Indigence : 60% des Malagasy sont extrêmement pauvres

Publié le par Alain GYRE

Indigence : 60% des Malagasy sont extrêmement pauvres       

Samedi, 12 Avril 2014

Si on se base sur l’apport alimentaire minimal, une forte proportion des Malagasy est extrêmement pauvre. Ils sont 60% à ne pas manger à leur faim. Cette proportion correspond à près de 13 millions de personnes.

 

Les revenus quotidiens de ces dernières ne leur donnent donc pas de quoi s’acheter l’équivalent de 2 100 calories nécessaires pour une alimentation correcte. Ces chiffres sont issus du nouveau rapport de la Banque mondiale intitulé « Visages de la pauvreté à Madagascar ». Présenté hier à Anosy, il documente les niveaux et l’évolution de la pauvreté à Madagascar et offre une analyse détaillée des corrélations de la pauvreté et de l’inégalité. Madagascar est en queue de peloton en matière de pauvreté. Il a juste la RDC et le Liberia derrière lui. Bref, l’image de pauvreté du pays s’aggrave, notamment sur la période étudiée par la Banque, soit celle de 2001 à 2010. Les auteurs du document soulignent que le taux de pauvreté n’a pas diminué entre 2001 et 2005. Au contraire, il a augmenté de 71 à 75%, contre le taux de 68% selon les estimations officielles de 2005. Cela signifie que les bonnes croissances de la 1ère moitié des années 2000 n’ont pas permis de faire reculer la pauvreté.

 

Mais pendant la crise qui perdure, l’appauvrissement de la population s’aggrave aussi. Le nouveau gouvernement aura du pain sur la planche. La bonne nouvelle, si on peut le dire, est que les inégalités sont moins profondes entre 2001 et 2010. Les Malagasy vivant sous le seuil de la pauvreté voient s’améliorer leur bien-être même s’il s’agit d’une faible avancée. Les ruraux sont les plus concernés par cette amélioration, vu que la crise politique les ont quelque peu épargnés. Mieux, c’est l’agriculture qui a porté la croissance en 2009, alors que l’industrie et les services se sont effondrés.
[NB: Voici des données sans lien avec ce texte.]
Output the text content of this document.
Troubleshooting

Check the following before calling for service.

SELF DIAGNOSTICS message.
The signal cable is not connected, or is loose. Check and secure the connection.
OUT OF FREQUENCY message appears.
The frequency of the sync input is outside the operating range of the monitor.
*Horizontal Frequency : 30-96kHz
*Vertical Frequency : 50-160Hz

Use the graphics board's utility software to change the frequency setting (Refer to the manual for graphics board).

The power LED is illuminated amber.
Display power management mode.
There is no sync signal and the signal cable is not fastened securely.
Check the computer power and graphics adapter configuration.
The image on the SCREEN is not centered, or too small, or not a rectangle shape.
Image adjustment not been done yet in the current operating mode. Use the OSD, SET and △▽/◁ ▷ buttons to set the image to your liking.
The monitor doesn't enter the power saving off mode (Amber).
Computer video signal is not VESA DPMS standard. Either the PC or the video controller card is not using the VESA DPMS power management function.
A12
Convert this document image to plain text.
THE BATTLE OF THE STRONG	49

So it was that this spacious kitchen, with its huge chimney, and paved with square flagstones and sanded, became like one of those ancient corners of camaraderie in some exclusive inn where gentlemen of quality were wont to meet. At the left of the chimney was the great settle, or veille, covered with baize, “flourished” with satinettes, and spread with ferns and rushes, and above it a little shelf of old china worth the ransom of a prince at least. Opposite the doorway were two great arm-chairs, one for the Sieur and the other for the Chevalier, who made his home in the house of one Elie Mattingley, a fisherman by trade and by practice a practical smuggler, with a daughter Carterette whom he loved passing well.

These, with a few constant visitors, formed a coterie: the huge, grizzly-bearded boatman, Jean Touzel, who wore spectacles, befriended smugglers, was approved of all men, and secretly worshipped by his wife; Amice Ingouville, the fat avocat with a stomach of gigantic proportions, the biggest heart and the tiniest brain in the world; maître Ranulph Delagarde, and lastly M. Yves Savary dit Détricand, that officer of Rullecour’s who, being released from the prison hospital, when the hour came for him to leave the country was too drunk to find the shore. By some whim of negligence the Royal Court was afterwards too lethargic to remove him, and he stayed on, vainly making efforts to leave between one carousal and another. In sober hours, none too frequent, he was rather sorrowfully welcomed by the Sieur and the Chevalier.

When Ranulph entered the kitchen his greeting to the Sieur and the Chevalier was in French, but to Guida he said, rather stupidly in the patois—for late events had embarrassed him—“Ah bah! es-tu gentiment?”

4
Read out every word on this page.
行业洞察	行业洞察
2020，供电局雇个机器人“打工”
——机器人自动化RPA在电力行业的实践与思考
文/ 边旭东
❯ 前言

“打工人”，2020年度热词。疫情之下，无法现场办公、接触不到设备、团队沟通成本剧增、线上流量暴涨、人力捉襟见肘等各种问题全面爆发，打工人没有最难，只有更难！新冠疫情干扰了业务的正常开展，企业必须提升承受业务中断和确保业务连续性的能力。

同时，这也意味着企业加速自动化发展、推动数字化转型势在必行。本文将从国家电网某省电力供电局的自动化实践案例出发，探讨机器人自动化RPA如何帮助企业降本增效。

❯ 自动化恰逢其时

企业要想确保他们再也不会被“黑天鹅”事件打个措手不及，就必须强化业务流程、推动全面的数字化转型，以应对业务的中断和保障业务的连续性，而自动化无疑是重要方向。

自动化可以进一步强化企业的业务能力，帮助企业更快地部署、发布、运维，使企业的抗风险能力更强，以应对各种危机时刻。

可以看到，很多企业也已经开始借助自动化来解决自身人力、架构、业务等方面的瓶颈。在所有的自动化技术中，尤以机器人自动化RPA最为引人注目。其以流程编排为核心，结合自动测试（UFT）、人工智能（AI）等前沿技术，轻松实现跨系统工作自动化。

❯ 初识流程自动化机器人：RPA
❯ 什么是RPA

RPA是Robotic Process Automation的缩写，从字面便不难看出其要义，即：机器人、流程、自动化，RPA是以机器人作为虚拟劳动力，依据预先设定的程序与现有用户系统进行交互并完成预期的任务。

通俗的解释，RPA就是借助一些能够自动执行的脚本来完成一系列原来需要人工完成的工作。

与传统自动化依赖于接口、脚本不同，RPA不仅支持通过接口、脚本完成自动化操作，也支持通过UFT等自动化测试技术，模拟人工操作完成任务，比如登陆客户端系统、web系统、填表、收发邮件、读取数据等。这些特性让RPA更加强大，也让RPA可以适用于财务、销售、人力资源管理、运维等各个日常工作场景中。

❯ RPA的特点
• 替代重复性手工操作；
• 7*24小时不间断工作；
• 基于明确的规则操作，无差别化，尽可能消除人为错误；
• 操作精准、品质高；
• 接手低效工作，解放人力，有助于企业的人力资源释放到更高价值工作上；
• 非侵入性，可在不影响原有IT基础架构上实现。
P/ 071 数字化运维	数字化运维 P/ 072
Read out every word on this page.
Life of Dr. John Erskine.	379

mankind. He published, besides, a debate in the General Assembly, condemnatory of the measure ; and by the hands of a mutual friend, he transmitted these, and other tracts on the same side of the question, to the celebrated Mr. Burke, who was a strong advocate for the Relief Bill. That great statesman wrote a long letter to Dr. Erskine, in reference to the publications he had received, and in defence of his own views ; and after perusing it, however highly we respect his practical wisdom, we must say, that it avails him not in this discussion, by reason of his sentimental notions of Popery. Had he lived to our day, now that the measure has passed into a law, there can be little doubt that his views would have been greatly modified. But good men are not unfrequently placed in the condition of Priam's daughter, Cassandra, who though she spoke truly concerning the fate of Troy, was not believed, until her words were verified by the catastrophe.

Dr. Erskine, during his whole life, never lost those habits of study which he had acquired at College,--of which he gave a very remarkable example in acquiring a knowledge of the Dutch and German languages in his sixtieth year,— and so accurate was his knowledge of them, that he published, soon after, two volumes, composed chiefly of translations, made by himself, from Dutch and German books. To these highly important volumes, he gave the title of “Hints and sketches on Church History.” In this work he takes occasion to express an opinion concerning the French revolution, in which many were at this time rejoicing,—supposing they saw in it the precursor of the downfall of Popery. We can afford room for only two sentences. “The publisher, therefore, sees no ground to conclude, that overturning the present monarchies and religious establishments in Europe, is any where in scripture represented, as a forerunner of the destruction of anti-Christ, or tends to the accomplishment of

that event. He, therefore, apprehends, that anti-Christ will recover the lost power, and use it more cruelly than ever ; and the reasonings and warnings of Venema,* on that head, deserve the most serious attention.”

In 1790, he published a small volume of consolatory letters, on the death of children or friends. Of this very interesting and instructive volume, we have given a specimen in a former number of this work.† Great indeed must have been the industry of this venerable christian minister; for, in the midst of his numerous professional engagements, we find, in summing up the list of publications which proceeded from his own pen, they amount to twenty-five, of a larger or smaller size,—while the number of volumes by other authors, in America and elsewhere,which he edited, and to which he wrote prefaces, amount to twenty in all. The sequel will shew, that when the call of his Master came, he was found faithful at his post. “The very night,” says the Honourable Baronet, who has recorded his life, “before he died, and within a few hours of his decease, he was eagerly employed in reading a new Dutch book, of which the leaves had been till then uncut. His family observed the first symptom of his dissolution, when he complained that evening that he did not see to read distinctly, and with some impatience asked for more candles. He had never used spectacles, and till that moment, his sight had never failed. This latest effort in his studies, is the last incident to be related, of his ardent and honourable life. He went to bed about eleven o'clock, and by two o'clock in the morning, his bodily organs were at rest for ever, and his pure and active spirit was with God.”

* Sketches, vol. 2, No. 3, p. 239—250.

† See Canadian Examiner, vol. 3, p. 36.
D’après le Pr Hery Ramiarison, enseignant-chercheur au département économie de l’université d’Antananarivo, invité pour commenter le rapport, cette performance de l’agriculture est le résultat des efforts cumulés initiés auparavant. Sinon, les inégalités devant la pauvreté sont sur une tendance à la baisse chez les pauvres. Par contre, elles augmentent chez les riches. L’enseignant-chercheur a relevé : « Ce document est intéressant à plus d’un titre. Il devrait aussi amener à faire des recherches sur les canaux, les types… de la distribution des richesses parmi les pauvres. C’est important pour mener la lutte contre la pauvreté. Madagascar est loin des Objectifs du millénaire pour le développement (OMD) car il fallait une croissance de 7 à 8% par an depuis 2000 pour réduire de moitié la pauvreté ».

 

Le pays n’a pas pu le faire même si en 2008, il a affiché une croissance de plus de 8%. Si le pays n’a pas connu les 2 dernières crises, près de 11% des Malagasy seraient sortis de la pauvreté en 2010. Et s’il n’y avait pas la crise de 2009, le taux de la pauvreté aurait été de près de 60% en 2010. Seulement, personne ne sait ce qui aurait pu se passer si le régime Ravalomanana, connu pour ses dérives de gouvernance, était toujours au pouvoir. La transition n’a pas fait mieux, alors que ses dirigeants étaient à la tête du pays pendant 5 ans. Que peut-on attendre du futur gouvernement ? L’avenir le dira.